The significant breakthrough of InstructGPT is that, regardless of its performance on language benchmarks, it is viewed as a better model by human assessors (who are a pretty homogeneous set of people – OpenAI staff and English-speaking people — so we should be cautious about drawing inferences). This emphasizes the importance of moving away from using benchmarks as the sole criteria for assessing AI’s capability. Human perception of the models may be just as essential, if not more so.

Given Altman and OpenAI’s dedication to creating a beneficial AGI, I’m certain that GPT-4 will adapt — and build on — the discoveries from InstructGPT.

Because the model was confined to OpenAI staff and English-speaking labelers, they will enhance the way they aligned it. True alignment should incorporate groups of all origins and characteristics such as gender, race, nationality, religion, and so on. It’s a fantastic task, and any advances toward that objective are good (though we should be cautious about calling it alignment when it isn’t for the vast majority of people).

Summarizing

Model size: GPT-4 will be larger than GPT-3, but not significantly larger than the current largest models (MT-NLG 530B and PaLM 540B). The model’s size will not be a distinguishing feature.

Optimality: GPT-4 will consume more computing power than GPT-3. It will put novel optimality insights into parameterization (optimal hyperparameters) and scaling rules into practice (number of training tokens is as important as model size).
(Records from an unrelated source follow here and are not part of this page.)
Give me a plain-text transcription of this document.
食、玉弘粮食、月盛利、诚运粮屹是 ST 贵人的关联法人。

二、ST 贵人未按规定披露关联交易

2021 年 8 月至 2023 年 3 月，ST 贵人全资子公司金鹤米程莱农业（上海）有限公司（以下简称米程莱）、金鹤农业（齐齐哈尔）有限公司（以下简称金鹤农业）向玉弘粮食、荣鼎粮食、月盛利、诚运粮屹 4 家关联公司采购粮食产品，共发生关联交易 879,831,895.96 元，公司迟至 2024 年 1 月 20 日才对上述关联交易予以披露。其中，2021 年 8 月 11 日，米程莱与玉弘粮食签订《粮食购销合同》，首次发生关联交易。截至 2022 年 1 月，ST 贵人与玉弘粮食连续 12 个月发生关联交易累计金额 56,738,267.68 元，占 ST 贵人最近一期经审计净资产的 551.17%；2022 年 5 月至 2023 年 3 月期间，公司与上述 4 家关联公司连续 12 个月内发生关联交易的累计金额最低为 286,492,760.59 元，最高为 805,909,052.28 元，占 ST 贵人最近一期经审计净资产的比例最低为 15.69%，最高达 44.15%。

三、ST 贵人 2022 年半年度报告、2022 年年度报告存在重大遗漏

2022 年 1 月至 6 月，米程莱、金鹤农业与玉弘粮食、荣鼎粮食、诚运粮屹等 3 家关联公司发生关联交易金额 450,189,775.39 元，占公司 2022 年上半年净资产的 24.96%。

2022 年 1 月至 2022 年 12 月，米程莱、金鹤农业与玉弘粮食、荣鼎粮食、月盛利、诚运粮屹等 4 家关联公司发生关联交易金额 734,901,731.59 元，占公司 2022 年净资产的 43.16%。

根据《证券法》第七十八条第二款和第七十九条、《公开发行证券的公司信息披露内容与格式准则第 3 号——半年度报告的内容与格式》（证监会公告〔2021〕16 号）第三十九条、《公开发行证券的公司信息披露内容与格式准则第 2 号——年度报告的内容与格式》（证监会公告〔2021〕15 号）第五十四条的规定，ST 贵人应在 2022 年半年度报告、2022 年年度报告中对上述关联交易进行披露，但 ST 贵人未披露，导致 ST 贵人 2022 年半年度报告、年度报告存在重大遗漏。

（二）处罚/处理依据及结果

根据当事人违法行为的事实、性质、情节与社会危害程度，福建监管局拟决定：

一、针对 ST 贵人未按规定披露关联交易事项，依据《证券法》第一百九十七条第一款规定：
Multimodality: The GPT-4 will be a text-only device (not multimodal). OpenAI wants to push language models to their limits before moving on to multimodal models like DALLE, which they believe will eventually outperform unimodal systems.

Sparsity: GPT-4, like GPT-2 and GPT-3 before it, will be a dense model (all parameters will be in use to process any given input). Sparsity will increase in importance in the future.

Alignment: GPT-4 will be closer to us than GPT-3. It will apply what it has learned from InstructGPT, which was trained with human feedback. Still, AI alignment is a long way off, and efforts should be properly evaluated and not overstated.